We present stellar rotation curves and velocity dispersion profiles for 104 quiescent galaxies at z=0.6-1 from the Large Early Galaxy Astrophysics Census (LEGA-C) spectroscopic survey. Rotation is typically probed across 10-20kpc, or to an average of 2.7Re. Combined with central stellar velocity dispersions ({sigma}0) this provides the first determination of the dynamical state of a sample selected by a lack of star formation activity at large lookback time. The most massive galaxies (M_*_>2x10^11^M_{sun}_) generally show no or little rotation measured at 5 kpc (|V_5_|/{sigma}_0_<0.2 in eight of ten cases), while ~64% of less massive galaxies show significant rotation. This is reminiscent of local fast- and slow- rotating ellipticals and implies that low- and high-redshift quiescent galaxies have qualitatively similar dynamical structures. We compare |V_5_|/{sigma}_0_ distributions at z~0.8 and the present day by re-binning and smoothing the kinematic maps of 91 low-redshift quiescent galaxies from the Calar Alto Legacy Integral Field Area (CALIFA) survey and find evidence for a decrease in rotational support since z~1. This result is especially strong when galaxies are compared at fixed velocity dispersion; if velocity dispersion does not evolve for individual galaxies then the rotational velocity at 5kpc was an average of 94+/-22% higher in z~0.8 quiescent galaxies than today.

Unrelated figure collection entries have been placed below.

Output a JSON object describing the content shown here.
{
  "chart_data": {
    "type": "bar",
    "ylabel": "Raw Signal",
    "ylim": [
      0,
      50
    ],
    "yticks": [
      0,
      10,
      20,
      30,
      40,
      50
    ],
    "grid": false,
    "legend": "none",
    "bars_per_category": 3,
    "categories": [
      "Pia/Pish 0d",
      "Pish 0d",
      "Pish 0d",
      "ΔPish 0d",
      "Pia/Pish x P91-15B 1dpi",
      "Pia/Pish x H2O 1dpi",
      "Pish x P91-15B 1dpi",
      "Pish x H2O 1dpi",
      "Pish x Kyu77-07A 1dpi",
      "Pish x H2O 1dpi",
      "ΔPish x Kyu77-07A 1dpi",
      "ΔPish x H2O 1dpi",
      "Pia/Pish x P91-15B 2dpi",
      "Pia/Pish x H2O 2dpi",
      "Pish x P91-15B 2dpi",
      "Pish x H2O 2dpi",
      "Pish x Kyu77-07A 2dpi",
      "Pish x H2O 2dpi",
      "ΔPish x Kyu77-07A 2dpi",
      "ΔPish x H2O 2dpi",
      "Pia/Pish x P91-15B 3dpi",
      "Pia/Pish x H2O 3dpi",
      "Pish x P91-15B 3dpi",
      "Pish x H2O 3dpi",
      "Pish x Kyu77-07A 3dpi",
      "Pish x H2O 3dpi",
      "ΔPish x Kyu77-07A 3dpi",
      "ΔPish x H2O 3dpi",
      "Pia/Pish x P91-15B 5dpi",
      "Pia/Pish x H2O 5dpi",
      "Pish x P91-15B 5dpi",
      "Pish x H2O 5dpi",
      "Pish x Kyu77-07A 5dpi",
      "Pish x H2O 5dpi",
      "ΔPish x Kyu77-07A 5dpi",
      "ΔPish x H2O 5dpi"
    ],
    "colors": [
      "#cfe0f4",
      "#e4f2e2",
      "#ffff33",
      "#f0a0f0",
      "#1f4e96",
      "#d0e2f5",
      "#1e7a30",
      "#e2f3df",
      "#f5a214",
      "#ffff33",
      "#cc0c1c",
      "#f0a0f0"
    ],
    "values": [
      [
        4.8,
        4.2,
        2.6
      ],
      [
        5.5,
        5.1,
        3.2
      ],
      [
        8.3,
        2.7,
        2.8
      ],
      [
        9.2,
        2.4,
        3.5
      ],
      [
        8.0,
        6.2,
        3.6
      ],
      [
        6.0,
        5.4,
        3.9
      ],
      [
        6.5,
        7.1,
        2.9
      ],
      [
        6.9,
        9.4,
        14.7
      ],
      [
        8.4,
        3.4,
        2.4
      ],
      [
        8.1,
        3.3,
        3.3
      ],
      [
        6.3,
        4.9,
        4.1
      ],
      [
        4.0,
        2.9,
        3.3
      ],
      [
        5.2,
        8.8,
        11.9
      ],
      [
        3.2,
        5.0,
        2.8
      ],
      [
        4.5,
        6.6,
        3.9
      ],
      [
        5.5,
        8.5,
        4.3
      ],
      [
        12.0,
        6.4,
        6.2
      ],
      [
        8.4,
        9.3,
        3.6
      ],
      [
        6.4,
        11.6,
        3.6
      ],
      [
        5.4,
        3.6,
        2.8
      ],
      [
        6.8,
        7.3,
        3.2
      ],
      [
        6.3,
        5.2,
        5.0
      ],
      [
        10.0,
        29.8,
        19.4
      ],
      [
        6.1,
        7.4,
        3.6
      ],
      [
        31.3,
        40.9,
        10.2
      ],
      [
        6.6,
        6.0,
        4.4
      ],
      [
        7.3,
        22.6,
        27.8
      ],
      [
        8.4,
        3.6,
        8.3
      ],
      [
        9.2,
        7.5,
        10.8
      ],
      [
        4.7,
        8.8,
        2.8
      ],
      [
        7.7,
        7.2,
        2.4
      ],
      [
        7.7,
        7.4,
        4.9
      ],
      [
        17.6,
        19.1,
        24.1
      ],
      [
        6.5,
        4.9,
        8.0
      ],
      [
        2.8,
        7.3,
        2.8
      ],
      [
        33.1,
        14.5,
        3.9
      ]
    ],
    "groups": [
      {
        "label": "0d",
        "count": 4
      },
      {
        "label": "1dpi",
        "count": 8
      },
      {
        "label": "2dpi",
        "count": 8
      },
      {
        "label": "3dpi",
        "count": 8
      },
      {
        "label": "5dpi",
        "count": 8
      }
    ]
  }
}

Considering that the number of quiescent galaxies grows with time and that new additions to the population descend from rotationally supported star-forming galaxies, our results imply that quiescent galaxies must lose angular momentum between z~1 and the present, presumably through dissipationless merging, and/or that the mechanism that transforms star-forming galaxies also reduces their rotational support.